"Tidak ada yang sempurna di dunia.. Jika begitu adanya, mengapa masih mengharap berlebih dari apa yang sudah diberi oleh-Nya? Sekalipun masalah yang menyapa, ia bukan masalah yang tak ada jalan keluarnya. Karena pada-Nya saja, kita mengharap dan meminta.."

Postingan Populer

Pengikut

Ini tentang kisah pribadiku… Di masa awal-awal aku belajar memahami Islam yang sesungguhnya. Aku baru mengetahui bahwa kesholehan seseorang, tak dapat diukur hanya dari sepotong label berjudul ikhwan, akhwat, anak ustadz, atau sekedar ngaji tak ngaji. Sebab, keimanan dan kesholehan lebih bermuara pada hati yang bersih, niat yang ikhlas, amal yang banyak manfaat dan perilaku yang mencerminkan akhlaqul karimah. Setuju?!
Ahh ini masa laluku. Jengah sebenarnya bila ingin mengingatnya kembali. Namun aku hanya bisa berharap, semoga ini bisa menjadi sebuah pembelajaran bagi kita semua.
Ya. Hubungan Tanpa Status atau yang akrab disingkat HTS-an ini merupakan sebuah fenomena pergaulan baru sebagai gejala rasionalisasi percintaan ala anak-anak muda zaman sekarang termasuk ketika aku saat itu, yang ternyata bisa menjangkiti suatu kelompok juga yang mengaku sebagai aktivis dakwah.

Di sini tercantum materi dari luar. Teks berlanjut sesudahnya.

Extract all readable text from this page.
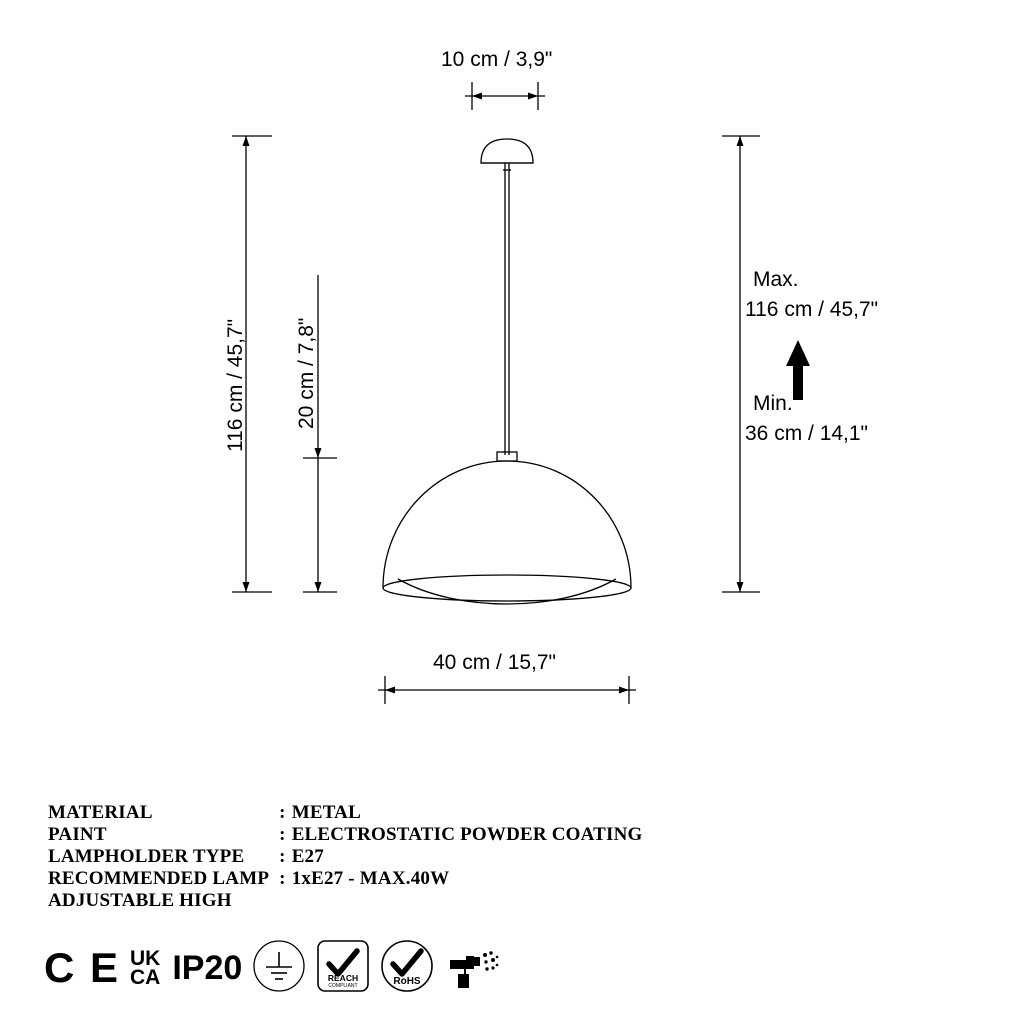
10 cm / 3,9"
116 cm / 45,7" 20 cm / 7,8"
Max.
116 cm / 45,7"
Min.
36 cm / 14,1"
40 cm / 15,7"
MATERIAL	:	METAL
PAINT	:	ELECTROSTATIC POWDER COATING
LAMPHOLDER TYPE	:	E27
RECOMMENDED LAMP	:	1xE27 - MAX.40W
ADJUSTABLE HIGH		
C E UK
CA IP20	REACH
COMPLIANT	RoHS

Tentu sudah jelas, ini merusak kesucian hati. Aku “punya rasa" satu sama lain, namun sedapat mungkin aku berupaya untuk tidak melanggar pagar-pagar adab dalam bergaul, yang kadang berhasil, namun kadang pula tidak. Aku akui…

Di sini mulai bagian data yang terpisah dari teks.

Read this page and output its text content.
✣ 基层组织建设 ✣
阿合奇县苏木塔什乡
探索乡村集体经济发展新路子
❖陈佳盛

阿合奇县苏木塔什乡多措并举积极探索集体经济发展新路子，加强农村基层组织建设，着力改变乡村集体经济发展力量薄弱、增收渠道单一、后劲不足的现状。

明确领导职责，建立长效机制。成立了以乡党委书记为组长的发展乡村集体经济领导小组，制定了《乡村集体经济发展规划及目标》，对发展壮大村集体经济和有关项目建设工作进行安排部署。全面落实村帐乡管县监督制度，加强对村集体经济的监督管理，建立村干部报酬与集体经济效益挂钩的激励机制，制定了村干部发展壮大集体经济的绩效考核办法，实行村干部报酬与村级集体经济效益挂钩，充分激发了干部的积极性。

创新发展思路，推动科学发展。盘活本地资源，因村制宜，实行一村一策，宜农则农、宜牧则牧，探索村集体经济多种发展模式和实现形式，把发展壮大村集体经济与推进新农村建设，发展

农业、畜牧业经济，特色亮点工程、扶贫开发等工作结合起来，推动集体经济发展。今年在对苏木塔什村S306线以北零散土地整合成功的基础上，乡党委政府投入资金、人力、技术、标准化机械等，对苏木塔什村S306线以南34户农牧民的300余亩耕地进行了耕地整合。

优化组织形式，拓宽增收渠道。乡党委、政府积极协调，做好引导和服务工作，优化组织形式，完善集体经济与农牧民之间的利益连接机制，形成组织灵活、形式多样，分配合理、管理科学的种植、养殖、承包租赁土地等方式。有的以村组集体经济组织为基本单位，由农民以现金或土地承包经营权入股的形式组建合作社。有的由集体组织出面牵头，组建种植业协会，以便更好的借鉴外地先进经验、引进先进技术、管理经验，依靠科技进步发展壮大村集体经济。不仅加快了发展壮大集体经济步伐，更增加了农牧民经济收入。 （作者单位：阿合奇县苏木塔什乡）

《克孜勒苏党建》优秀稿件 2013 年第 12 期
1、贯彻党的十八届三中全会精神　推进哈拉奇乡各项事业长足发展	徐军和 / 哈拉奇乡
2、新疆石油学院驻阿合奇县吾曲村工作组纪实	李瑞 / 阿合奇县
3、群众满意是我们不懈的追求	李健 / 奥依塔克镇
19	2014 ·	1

Mmm.. Aku memang tidak pacaran, tapi aku memiliki ‘rasa spesial’ dengan seorang ikhwan yang dulu bagiku sangat berarti. Sosok yang membuatku berubah secara perlahan. Semakin mengerti akan dunia Islam, dan semakin ingin mempelajari Islam jauh lebih dalam lagi. Kita memang tidak pernah berdekatan atau ketemuan dalam sebuah aktivitas-aktivitas berlabel dakwah. Tapi ya memang ada pertemuan-pertemuan tak disengaja, dan itu semua terjadi begitu saja. Aku mencoba menganggap perasaanku itu biasa saja. Dan tak berniatan untuk melakukan aktivitas yang bernama ‘pacaran’. Tapi aku sadar, kalau saat itu aku sudah ‘ngetake’ dia dan dia pun begitu juga. Nah lho?! Ya begitulah yang terjadi pada ‘pelaku-pelaku’ HTS yang masih muda dan tengah menerima gempuran syahwat yang menerjang dari segala arah (Termasuk aku saat itu L)
Huff. Semua itu aku lakukan secara ½ sadar. Dikatakan tidak sadar, karena aku menikmati perasaan itu walaupun hanya sebuah perasaan saja yang bermain di antara kita. Dan dikatakan sadar, karena aku menyadari bahwa hati ini telah jauh terkotori oleh perasaan yang seharusnya tidak baik aku rasakan. Walaupun tidak bisa dipungkiri bahwa itu sesuatu yang sifatnya manusiawi lho. Rasa suka dan ketertarikan ini tak perlu dibunuh. Sebab perasaan memang tak bisa dibunuh. Namun, perasaan ini cukup dapat kita redam, dan perilakunya tentu dapat dikendalikan dalam bingkai nilai yang benar. Sepakat?!
Fenomena HTS-an di kalangan aktivis dakwah menjadi sebuah pe-er bagi kita semua yang bermanhaj tarbiyah untuk memikirkan kondisi pergaulan masa kini secara komprehensif baik dari sisi syariah, psikologis maupun sosial lho. Pelakunya memang individu, ya seperti aku ini tetapi jika perilaku ini tetap dilestarikan, tentu akan mempengaruhi manhaj kita ini.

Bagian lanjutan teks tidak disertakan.